Iran Ranks Highest in Mideast in Applied Mathematics

Scimago Institutions Rankings, a science evaluation source to assess worldwide universities and research-focused institutions, has released the data of the Middle Eastern countries’ ranking in 2017.
Based on the report, Iran ranks first in the Middle East region in applied mathematics with 1,528 documents, 1,475 citable documents and 626 citations in the international papers.
The report added that Iran has outpaced Turkey, Saudi Arabia, Israel (Occupied Palestine), Egypt, the UAE, Jordan, Qatar, Iraq, Lebanon, Oman, Kuwait, Palestine, Yemen, Syria and Bahrain in applied mathematics in the Middle East in 2017.
Since old times in history and specially after the advent of Islam, Iranians have always played a significant role in the world of mathematics and related fields from Abu Reihan Birouni who was a Persian Muslim scholar and polymath of the 11th century to Maryam Mirzakhani, the first woman and first Iranian to win the Fields Medal, often described as the equivalent of a Nobel prize for mathematicians.

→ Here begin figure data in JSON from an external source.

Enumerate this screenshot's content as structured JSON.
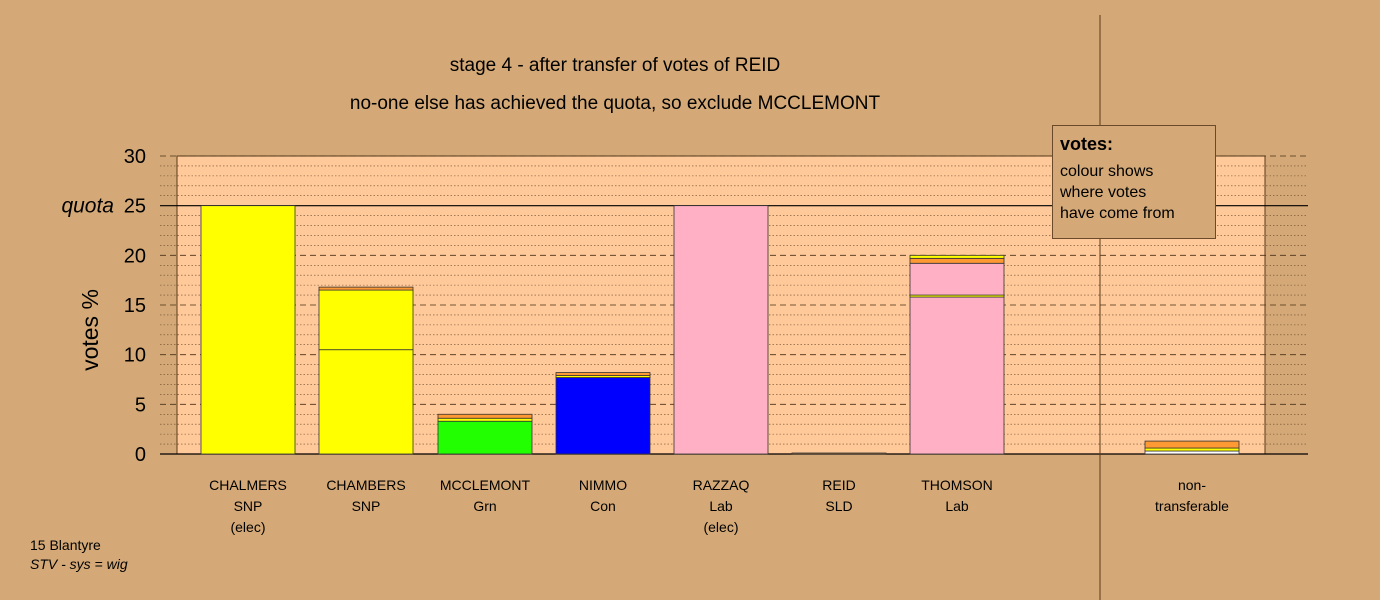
{
  "title": "stage 4 - after transfer of votes of REID",
  "subtitle": "no-one else has achieved the quota, so exclude MCCLEMONT",
  "legend": {
    "title": "votes:",
    "lines": [
      "colour shows",
      "where votes",
      "have come from"
    ]
  },
  "footer": {
    "line1": "15 Blantyre",
    "line2": "STV - sys = wig"
  },
  "chart_data": {
    "type": "bar",
    "stacked": true,
    "ylabel": "votes %",
    "ylim": [
      0,
      30
    ],
    "yticks": [
      0,
      5,
      10,
      15,
      20,
      25,
      30
    ],
    "quota": 25,
    "quota_label": "quota",
    "grid": true,
    "categories": [
      {
        "lines": [
          "CHALMERS",
          "SNP",
          "(elec)"
        ],
        "segments": [
          {
            "value": 25.0,
            "color": "#ffff00"
          }
        ]
      },
      {
        "lines": [
          "CHAMBERS",
          "SNP"
        ],
        "segments": [
          {
            "value": 10.5,
            "color": "#ffff00"
          },
          {
            "value": 6.0,
            "color": "#ffff00"
          },
          {
            "value": 0.3,
            "color": "#ff9933"
          }
        ]
      },
      {
        "lines": [
          "MCCLEMONT",
          "Grn"
        ],
        "segments": [
          {
            "value": 3.3,
            "color": "#22ff00"
          },
          {
            "value": 0.3,
            "color": "#ffff00"
          },
          {
            "value": 0.4,
            "color": "#ff9933"
          }
        ]
      },
      {
        "lines": [
          "NIMMO",
          "Con"
        ],
        "segments": [
          {
            "value": 7.7,
            "color": "#0000ff"
          },
          {
            "value": 0.2,
            "color": "#ffff00"
          },
          {
            "value": 0.3,
            "color": "#ff9933"
          }
        ]
      },
      {
        "lines": [
          "RAZZAQ",
          "Lab",
          "(elec)"
        ],
        "segments": [
          {
            "value": 25.0,
            "color": "#ffb0c4"
          }
        ]
      },
      {
        "lines": [
          "REID",
          "SLD"
        ],
        "segments": [
          {
            "value": 0.1,
            "color": "#ff9933"
          }
        ]
      },
      {
        "lines": [
          "THOMSON",
          "Lab"
        ],
        "segments": [
          {
            "value": 15.8,
            "color": "#ffb0c4"
          },
          {
            "value": 0.2,
            "color": "#ffff00"
          },
          {
            "value": 3.2,
            "color": "#ffb0c4"
          },
          {
            "value": 0.5,
            "color": "#ff9933"
          },
          {
            "value": 0.3,
            "color": "#ffff00"
          }
        ]
      },
      {
        "lines": [
          "non-",
          "transferable"
        ],
        "segments": [
          {
            "value": 0.3,
            "color": "#ffffff"
          },
          {
            "value": 0.3,
            "color": "#ffff00"
          },
          {
            "value": 0.7,
            "color": "#ff9933"
          }
        ]
      }
    ]
  }
}
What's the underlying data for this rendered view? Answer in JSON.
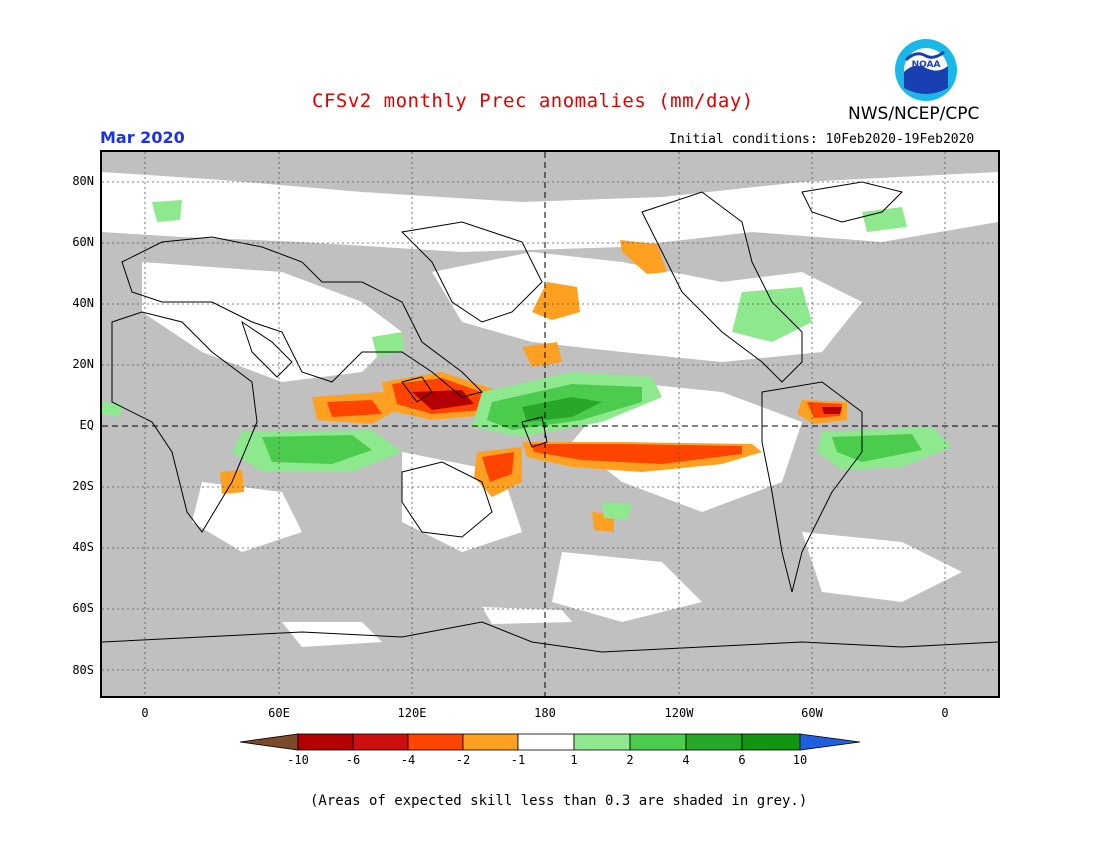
{
  "title": "CFSv2 monthly Prec anomalies (mm/day)",
  "organization": "NWS/NCEP/CPC",
  "logo_text": "NOAA",
  "valid_month": "Mar 2020",
  "initial_conditions": {
    "label": "Initial conditions:",
    "value": "10Feb2020-19Feb2020"
  },
  "map": {
    "projection": "cylindrical equidistant",
    "lon_ticks": [
      "0",
      "60E",
      "120E",
      "180",
      "120W",
      "60W",
      "0"
    ],
    "lat_ticks": [
      "80N",
      "60N",
      "40N",
      "20N",
      "EQ",
      "20S",
      "40S",
      "60S",
      "80S"
    ],
    "grid": "dotted",
    "reference_lines": [
      "EQ",
      "180"
    ]
  },
  "colorbar": {
    "labels": [
      "-10",
      "-6",
      "-4",
      "-2",
      "-1",
      "1",
      "2",
      "4",
      "6",
      "10"
    ],
    "colors": [
      "#7a4a2a",
      "#b40000",
      "#cc1010",
      "#ff4400",
      "#ffa020",
      "#ffffff",
      "#8ee88e",
      "#4ccc4c",
      "#28a828",
      "#129612",
      "#1e5fe0"
    ]
  },
  "colors": {
    "title": "#e00000",
    "month": "#1a33e6",
    "low_skill_grey": "#c0c0c0"
  },
  "footnote": "(Areas of expected skill less than 0.3 are shaded in grey.)"
}
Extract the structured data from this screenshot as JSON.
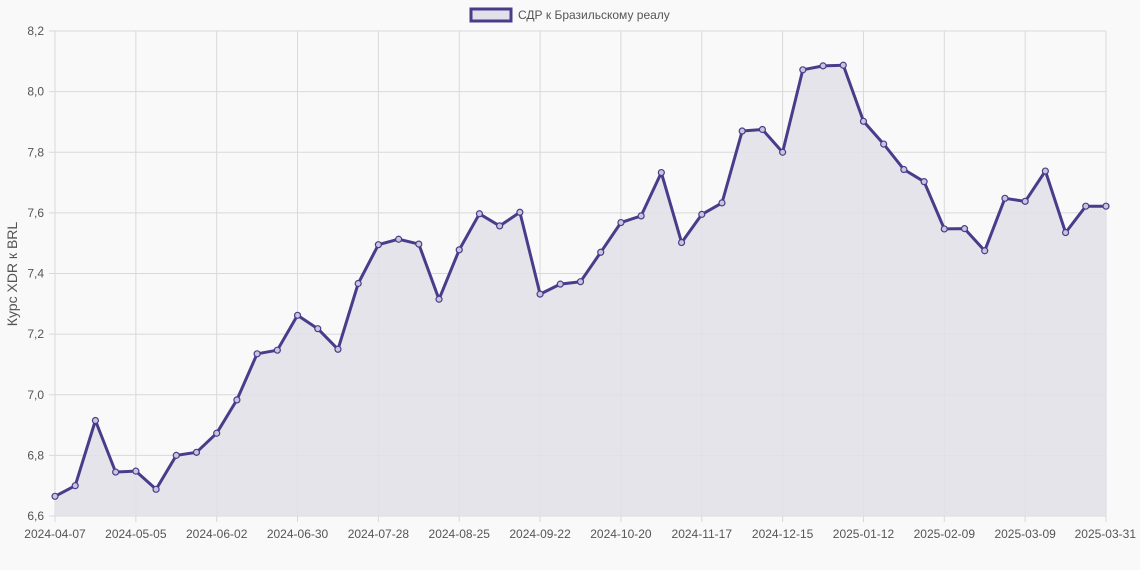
{
  "chart_data": {
    "type": "area",
    "legend": {
      "label": "СДР к Бразильскому реалу",
      "placement": "top-center"
    },
    "ylabel": "Курс XDR к BRL",
    "xlabel": "",
    "ylim": [
      6.6,
      8.2
    ],
    "y_ticks": [
      "6,6",
      "6,8",
      "7,0",
      "7,2",
      "7,4",
      "7,6",
      "7,8",
      "8,0",
      "8,2"
    ],
    "x_tick_labels": [
      "2024-04-07",
      "2024-05-05",
      "2024-06-02",
      "2024-06-30",
      "2024-07-28",
      "2024-08-25",
      "2024-09-22",
      "2024-10-20",
      "2024-11-17",
      "2024-12-15",
      "2025-01-12",
      "2025-02-09",
      "2025-03-09",
      "2025-03-31"
    ],
    "grid": true,
    "colors": {
      "line": "#483d8b",
      "fill": "#e2e0e8",
      "background": "#f9f9f9",
      "grid": "#d9d9d9"
    },
    "values": [
      6.665,
      6.7,
      6.915,
      6.745,
      6.748,
      6.688,
      6.8,
      6.81,
      6.873,
      6.983,
      7.135,
      7.147,
      7.262,
      7.218,
      7.15,
      7.367,
      7.495,
      7.513,
      7.497,
      7.315,
      7.478,
      7.597,
      7.557,
      7.602,
      7.332,
      7.365,
      7.373,
      7.47,
      7.568,
      7.59,
      7.733,
      7.502,
      7.595,
      7.633,
      7.87,
      7.875,
      7.8,
      8.072,
      8.085,
      8.087,
      7.902,
      7.827,
      7.743,
      7.703,
      7.547,
      7.548,
      7.475,
      7.648,
      7.638,
      7.738,
      7.535,
      7.622,
      7.622
    ]
  }
}
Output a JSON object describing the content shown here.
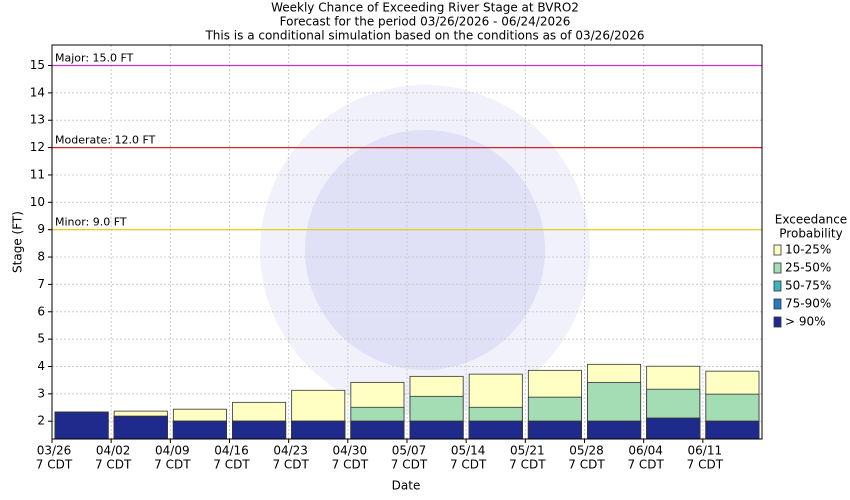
{
  "chart_data": {
    "type": "exceedance-bar",
    "title": "Weekly Chance of Exceeding River Stage at BVRO2",
    "subtitle": "Forecast for the period 03/26/2026 - 06/24/2026",
    "note": "This is a conditional simulation based on the conditions as of 03/26/2026",
    "x_label": "Date",
    "y_label": "Stage (FT)",
    "categories": [
      "03/26",
      "04/02",
      "04/09",
      "04/16",
      "04/23",
      "04/30",
      "05/07",
      "05/14",
      "05/21",
      "05/28",
      "06/04",
      "06/11"
    ],
    "category_sublabels": [
      "7 CDT",
      "7 CDT",
      "7 CDT",
      "7 CDT",
      "7 CDT",
      "7 CDT",
      "7 CDT",
      "7 CDT",
      "7 CDT",
      "7 CDT",
      "7 CDT",
      "7 CDT"
    ],
    "ylim": [
      1.35,
      15.75
    ],
    "yticks": [
      2,
      3,
      4,
      5,
      6,
      7,
      8,
      9,
      10,
      11,
      12,
      13,
      14,
      15
    ],
    "grid": true,
    "legend_title": [
      "Exceedance",
      "Probability"
    ],
    "series": [
      {
        "name": "10-25%",
        "color": "#ffffc4",
        "values": [
          2.33,
          2.37,
          2.44,
          2.69,
          3.13,
          3.42,
          3.64,
          3.72,
          3.86,
          4.08,
          4.01,
          3.83
        ]
      },
      {
        "name": "25-50%",
        "color": "#a4dcb4",
        "values": [
          2.33,
          2.18,
          2.0,
          2.0,
          2.0,
          2.51,
          2.91,
          2.51,
          2.88,
          3.42,
          3.17,
          2.99
        ]
      },
      {
        "name": "50-75%",
        "color": "#3cb4c4",
        "values": [
          2.33,
          2.18,
          2.0,
          2.0,
          2.0,
          2.0,
          2.0,
          2.0,
          2.0,
          2.0,
          2.11,
          2.0
        ]
      },
      {
        "name": "75-90%",
        "color": "#2878c0",
        "values": [
          2.33,
          2.18,
          2.0,
          2.0,
          2.0,
          2.0,
          2.0,
          2.0,
          2.0,
          2.0,
          2.11,
          2.0
        ]
      },
      {
        "name": "> 90%",
        "color": "#1e2a8c",
        "values": [
          2.33,
          2.18,
          2.0,
          2.0,
          2.0,
          2.0,
          2.0,
          2.0,
          2.0,
          2.0,
          2.11,
          2.0
        ]
      }
    ],
    "flood_levels": [
      {
        "label": "Major: 15.0 FT",
        "value": 15,
        "color": "#cc33cc"
      },
      {
        "label": "Moderate: 12.0 FT",
        "value": 12,
        "color": "#dd2222"
      },
      {
        "label": "Minor: 9.0 FT",
        "value": 9,
        "color": "#e8cc00"
      }
    ]
  }
}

Born in Tehran, Mirzakhani studied mathematics at Sharif University of Technology there before coming to the US to get a PhD at Harvard University in 2004.
Mirzakhani worked on a variety of problems related to hyperbolic geometry, which describes surfaces that are curved like a Pringles potato chip or the curly ends of a leaf of kale. Unlike chips or vegetables, however, these surfaces close up like donuts, usually with multiple holes. If that is hard to visualize, there’s good reason: The surfaces Mirzakhani studied were not bound by the constraints of the real world.
On 14 July 2017, Mirzakhani died of breast cancer at the age of 40.